— Извини, коли обидел, — растерянно произнес Дмитрий. — Я ведь и сам так думаю…
Вдруг за стенами шатра послышался гул, будто поднялся встревоженный улей, началась пальба пушек, где-то заржали кони.
Прокопий Ляпунов глянул озабоченно:
— Что-то, видать, стряслось. Пойду узнаю.
Через несколько минут он вернулся, хохоча:
— Вот вояки так вояки! Уже не ведают, где свои, а где чужие…
— Да говори толком!
— Толку как раз и нету, одна бестолковщина, — продолжал веселиться Ляпунов. — Представляешь, царевич в помощь Кореле прислал целый отряд стрельцов, а с ними саней сто с нарядом да едой всевозможной. Так наши сторожа их беспрепятственно впустили в лагерь, думали, что это очередное царское пополнение. А расчухались только сейчас, когда те уже в крепости очутились и казаки от радости шум подняли!
— Может, предательство чье-то? — подозрительно спросил Пожарский.
— Навряд. Просто ротозейство наше расейское! — хмыкнул Ляпунов. — А ты еще о воинской доблести печешься. С такими навоюешь! Два месяца крепостцу, где человек двести всего и осталось, не можем взять. А теперь, когда Корела получил такое подкрепление, сам черт ему не брат! Да еще как снег сойдет, к крепости вообще не подойдешь — с одной стороны река, а с другой, говорят, трясина и камыши. Вот и будем куковать здесь до зимних заморозков, если…
— Что — «если»?
— Если война сама собой не кончится!
— Как это? — не понял Пожарский.
— А так! — с вызовом сказал Ляпунов. — Лежишь тут, ничего не слышишь. А я слышу от многих дворян, своих товарищей, де, не пора ли и нам царевичу челом бить. Раз уж Борис неспособным государем оказался.
— Разве можно изменять присяге! — ужаснулся Дмитрий, в бессилии откинувшись на подушку. — Ведь мы решение Земского сбора подписывали, крест целовали.
— Ну, кто подписывал, а кто нет! — язвительно проговорил Ляпунов. — Мы, рязанцы, например, не подписывали и часто поперек шли, за что не раз в опалу попадали. Так чего же нам царя Бориса любить и защищать? Пусть сам за свои грехи перед Богом и народом теперь и ответит. И еще, вот ты все о воинской доблести печешься! А против кого саблю поднять собираешься, подумал? Когда польские гусары или иные иноземцы против нас идут, тут понятно. А сейчас у царевича — поляков всего горстка. Одни православные в его войске. Что же, будет русский с русским воевать? Ты подумай!
Пожарский молчал, отвернувшись к стене. Ляпунов услышал хрипловатый голос Надеи:
— Шел бы ты, батюшка, восвояси. Видишь, князюшка не в себе.
— Эх, дядька! А кто сейчас в себе? — махнул рукой Ляпунов и вышел из шатра.

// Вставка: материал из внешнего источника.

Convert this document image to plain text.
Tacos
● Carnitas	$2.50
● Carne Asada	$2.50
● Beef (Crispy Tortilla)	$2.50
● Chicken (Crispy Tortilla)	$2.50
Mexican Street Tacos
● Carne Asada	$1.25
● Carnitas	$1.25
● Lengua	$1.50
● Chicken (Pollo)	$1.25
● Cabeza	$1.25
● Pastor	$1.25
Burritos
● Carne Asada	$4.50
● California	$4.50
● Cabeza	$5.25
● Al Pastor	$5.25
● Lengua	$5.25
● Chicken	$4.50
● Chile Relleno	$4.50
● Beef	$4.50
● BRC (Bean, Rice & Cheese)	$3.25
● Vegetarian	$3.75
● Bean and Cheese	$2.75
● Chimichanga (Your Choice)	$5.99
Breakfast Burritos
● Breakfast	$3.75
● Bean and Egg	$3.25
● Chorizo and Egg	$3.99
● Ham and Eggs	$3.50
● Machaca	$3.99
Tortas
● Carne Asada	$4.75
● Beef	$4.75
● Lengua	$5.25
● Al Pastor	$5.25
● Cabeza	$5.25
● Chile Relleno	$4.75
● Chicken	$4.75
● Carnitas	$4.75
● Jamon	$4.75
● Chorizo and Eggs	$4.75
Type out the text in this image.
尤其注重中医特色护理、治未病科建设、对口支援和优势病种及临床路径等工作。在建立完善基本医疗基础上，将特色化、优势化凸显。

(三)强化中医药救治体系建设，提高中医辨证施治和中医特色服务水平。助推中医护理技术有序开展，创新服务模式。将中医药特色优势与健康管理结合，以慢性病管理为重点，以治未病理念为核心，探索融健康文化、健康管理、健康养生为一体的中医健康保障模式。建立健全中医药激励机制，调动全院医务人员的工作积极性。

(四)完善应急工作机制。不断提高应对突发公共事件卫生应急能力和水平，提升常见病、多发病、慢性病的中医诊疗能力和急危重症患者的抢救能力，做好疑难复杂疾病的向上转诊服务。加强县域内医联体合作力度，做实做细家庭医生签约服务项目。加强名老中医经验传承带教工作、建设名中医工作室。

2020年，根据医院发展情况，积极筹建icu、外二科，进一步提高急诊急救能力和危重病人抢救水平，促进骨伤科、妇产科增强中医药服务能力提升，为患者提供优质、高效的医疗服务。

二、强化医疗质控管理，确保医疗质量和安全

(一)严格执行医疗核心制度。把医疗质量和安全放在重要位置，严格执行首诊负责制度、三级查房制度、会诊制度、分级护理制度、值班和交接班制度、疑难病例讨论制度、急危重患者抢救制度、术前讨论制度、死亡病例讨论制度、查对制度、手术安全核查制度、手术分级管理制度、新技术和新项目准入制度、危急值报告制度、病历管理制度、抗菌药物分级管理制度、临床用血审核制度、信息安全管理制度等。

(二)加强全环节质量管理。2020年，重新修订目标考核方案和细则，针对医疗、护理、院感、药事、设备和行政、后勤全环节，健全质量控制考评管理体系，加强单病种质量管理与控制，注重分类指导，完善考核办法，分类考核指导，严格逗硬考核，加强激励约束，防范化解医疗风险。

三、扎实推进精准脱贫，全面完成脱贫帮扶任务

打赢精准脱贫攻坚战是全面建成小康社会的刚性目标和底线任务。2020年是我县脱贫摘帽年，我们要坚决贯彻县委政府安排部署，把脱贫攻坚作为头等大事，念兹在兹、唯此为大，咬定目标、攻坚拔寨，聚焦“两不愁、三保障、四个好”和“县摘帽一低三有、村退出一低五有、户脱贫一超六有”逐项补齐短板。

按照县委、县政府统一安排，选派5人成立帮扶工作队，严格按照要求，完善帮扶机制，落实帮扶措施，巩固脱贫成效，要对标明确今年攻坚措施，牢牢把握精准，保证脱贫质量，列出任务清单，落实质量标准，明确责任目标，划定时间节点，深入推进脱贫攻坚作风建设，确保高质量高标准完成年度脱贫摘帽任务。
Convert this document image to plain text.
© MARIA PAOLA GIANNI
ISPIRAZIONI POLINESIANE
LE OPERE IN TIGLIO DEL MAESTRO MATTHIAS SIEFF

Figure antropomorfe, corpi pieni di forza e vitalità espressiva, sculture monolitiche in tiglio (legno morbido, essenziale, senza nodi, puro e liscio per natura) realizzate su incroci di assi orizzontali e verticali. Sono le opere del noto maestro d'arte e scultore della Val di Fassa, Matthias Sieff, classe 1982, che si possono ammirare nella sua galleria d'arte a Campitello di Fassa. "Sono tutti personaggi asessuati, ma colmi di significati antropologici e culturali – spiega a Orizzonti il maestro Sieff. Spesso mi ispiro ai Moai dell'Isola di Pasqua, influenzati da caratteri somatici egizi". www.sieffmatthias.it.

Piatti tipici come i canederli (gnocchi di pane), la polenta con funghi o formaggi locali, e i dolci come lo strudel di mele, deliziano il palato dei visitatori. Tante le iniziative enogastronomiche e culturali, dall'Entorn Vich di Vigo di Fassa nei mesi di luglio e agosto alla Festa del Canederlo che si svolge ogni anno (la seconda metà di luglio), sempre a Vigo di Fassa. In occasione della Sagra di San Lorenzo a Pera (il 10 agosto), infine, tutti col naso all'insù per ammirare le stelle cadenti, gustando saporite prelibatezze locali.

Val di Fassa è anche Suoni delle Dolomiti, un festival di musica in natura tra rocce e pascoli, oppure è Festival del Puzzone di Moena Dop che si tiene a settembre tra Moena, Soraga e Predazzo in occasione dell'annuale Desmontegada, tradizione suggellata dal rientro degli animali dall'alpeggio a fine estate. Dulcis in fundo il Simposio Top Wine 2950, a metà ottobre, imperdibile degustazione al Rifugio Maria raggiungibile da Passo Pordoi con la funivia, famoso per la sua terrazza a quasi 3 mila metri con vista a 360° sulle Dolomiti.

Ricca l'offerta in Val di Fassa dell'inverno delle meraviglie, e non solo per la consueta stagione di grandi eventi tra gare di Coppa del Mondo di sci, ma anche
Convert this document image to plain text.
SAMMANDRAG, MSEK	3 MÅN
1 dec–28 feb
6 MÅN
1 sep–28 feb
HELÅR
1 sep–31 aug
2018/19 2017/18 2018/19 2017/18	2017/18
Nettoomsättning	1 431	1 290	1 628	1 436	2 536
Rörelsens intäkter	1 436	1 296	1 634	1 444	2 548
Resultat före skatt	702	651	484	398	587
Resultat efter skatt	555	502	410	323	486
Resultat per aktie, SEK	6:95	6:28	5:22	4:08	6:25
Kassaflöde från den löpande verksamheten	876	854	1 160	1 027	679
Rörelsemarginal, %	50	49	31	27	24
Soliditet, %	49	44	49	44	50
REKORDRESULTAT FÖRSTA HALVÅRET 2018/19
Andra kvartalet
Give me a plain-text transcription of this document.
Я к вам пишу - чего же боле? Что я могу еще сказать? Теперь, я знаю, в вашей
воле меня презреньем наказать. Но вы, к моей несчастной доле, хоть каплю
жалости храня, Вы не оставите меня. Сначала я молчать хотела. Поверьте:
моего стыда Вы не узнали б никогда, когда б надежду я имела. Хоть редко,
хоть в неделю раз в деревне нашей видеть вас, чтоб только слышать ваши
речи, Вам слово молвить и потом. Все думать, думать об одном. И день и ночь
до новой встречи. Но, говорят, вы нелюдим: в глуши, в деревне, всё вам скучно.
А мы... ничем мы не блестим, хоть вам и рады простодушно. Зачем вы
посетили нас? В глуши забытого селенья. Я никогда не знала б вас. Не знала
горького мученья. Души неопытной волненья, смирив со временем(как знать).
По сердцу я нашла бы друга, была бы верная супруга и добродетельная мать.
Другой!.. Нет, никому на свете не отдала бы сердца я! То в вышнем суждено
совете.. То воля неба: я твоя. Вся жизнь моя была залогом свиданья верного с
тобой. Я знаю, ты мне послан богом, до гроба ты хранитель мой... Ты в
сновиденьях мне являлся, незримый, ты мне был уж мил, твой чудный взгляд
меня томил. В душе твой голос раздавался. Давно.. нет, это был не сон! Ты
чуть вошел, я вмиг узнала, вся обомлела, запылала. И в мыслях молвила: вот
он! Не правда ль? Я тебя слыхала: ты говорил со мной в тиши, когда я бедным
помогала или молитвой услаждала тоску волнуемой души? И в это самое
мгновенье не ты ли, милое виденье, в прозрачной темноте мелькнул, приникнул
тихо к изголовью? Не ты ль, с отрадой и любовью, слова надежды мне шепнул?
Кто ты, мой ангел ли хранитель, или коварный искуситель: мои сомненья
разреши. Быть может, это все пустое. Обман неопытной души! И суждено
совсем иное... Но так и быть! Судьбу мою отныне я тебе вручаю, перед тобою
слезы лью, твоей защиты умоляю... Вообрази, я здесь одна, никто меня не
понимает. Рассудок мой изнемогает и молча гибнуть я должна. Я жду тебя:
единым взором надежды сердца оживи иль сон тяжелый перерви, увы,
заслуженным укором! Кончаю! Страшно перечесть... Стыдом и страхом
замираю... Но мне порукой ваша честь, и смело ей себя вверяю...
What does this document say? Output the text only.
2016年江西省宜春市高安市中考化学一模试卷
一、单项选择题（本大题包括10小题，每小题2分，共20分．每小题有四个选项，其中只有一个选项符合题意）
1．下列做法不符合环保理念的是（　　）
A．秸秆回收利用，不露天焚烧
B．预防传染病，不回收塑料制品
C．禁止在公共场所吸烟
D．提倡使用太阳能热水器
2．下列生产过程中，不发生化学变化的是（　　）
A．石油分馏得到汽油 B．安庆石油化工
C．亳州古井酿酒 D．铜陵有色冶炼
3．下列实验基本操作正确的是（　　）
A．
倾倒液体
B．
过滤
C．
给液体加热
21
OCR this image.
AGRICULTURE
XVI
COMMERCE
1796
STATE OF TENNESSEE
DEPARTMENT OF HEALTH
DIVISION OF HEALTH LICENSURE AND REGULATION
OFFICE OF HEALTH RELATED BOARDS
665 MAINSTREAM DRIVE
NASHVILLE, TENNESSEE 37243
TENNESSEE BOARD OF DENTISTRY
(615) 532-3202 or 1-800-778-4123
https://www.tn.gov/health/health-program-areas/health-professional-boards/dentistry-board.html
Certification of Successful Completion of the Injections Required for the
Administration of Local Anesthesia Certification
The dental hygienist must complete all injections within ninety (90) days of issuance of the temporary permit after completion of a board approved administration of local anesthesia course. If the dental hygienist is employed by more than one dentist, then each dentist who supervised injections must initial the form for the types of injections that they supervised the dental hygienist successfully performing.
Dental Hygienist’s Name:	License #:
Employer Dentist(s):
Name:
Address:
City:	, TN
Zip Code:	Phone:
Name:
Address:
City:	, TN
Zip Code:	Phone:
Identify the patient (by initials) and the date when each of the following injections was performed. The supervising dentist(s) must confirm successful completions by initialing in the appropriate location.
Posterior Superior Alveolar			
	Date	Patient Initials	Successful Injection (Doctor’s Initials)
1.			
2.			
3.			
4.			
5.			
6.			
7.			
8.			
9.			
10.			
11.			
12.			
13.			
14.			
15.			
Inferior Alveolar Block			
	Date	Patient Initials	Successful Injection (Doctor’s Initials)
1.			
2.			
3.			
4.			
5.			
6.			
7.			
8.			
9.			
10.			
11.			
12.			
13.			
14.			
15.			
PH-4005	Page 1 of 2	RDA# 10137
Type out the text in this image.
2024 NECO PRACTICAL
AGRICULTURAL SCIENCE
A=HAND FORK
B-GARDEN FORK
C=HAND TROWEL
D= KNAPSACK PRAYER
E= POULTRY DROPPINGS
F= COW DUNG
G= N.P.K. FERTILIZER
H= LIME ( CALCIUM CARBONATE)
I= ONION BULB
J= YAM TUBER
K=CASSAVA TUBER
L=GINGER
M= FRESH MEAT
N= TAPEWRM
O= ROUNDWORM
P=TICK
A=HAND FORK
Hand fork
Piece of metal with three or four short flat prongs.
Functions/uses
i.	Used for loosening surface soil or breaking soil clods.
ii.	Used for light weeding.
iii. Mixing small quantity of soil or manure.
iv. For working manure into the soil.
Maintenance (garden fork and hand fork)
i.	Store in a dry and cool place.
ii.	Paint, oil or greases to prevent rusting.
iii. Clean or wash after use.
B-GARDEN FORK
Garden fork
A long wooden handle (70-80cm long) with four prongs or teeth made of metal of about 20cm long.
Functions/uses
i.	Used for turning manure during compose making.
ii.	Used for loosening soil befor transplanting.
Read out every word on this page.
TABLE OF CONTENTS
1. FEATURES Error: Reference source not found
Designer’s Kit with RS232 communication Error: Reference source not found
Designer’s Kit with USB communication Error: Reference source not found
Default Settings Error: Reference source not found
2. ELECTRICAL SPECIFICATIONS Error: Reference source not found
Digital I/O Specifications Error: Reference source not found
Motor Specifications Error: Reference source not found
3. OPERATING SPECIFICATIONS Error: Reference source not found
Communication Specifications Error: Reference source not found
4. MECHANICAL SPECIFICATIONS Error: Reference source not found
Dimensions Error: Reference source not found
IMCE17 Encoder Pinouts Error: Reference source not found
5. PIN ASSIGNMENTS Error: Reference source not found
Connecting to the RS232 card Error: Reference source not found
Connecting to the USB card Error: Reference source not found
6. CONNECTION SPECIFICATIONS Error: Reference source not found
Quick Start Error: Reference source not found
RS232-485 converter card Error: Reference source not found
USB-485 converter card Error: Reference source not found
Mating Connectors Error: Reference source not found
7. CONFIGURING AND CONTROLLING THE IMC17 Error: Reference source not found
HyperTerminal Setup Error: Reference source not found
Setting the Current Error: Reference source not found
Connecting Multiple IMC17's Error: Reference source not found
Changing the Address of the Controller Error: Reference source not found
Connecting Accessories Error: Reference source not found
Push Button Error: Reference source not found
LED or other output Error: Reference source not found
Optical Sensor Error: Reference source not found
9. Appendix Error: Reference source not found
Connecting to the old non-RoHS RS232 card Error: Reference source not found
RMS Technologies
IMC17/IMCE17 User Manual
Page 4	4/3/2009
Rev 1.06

…Когда через несколько дней Пожарский смог самостоятельно сесть на лошадь, он объехал весь обширный лагерь и удостоверился в правоте слов Ляпунова — везде царили разброд и шатание. Досадно подумалось: «Может, и прав Ляпунов — надо кончать воевать, разъехаться всем по домам и пусть Борис сам с царевичем разбирается — кто законный правитель, а кто — нет…»
Дмитрий вспомнил, как вчера, не удержав любопытства, попросил Надею привезти от Ляпунова очередное письмо царевича. Тот писал, обращаясь к царскому воинству:
«Не стыдно ли вам, люди, быть такими пентюхами и не замечать, что служите изменнику отечества, чьи деяния вам хорошо ведомы: и как овладел он короною, и какому утешению подвел он все знатные роды — моих родственников, полагая, что когда изведет их, то будет жить без печали? Поставьте меня перед Мстиславским и моей матерью, которая, я знаю, еще жива, но терпит великое бедствие под властью Годуновых, и коли скажут они, что я не истинный Димитрий, то изрубите меня на тысячу кусков».
Конь с трудом вытаскивал ноги из жирной грязи, круто замесившей дорогу. И хотя апрельское солнце довольно припекало, князь зябко закутался в меховой плащ — знобило то ли от раны, то ли от тяжелых мыслей.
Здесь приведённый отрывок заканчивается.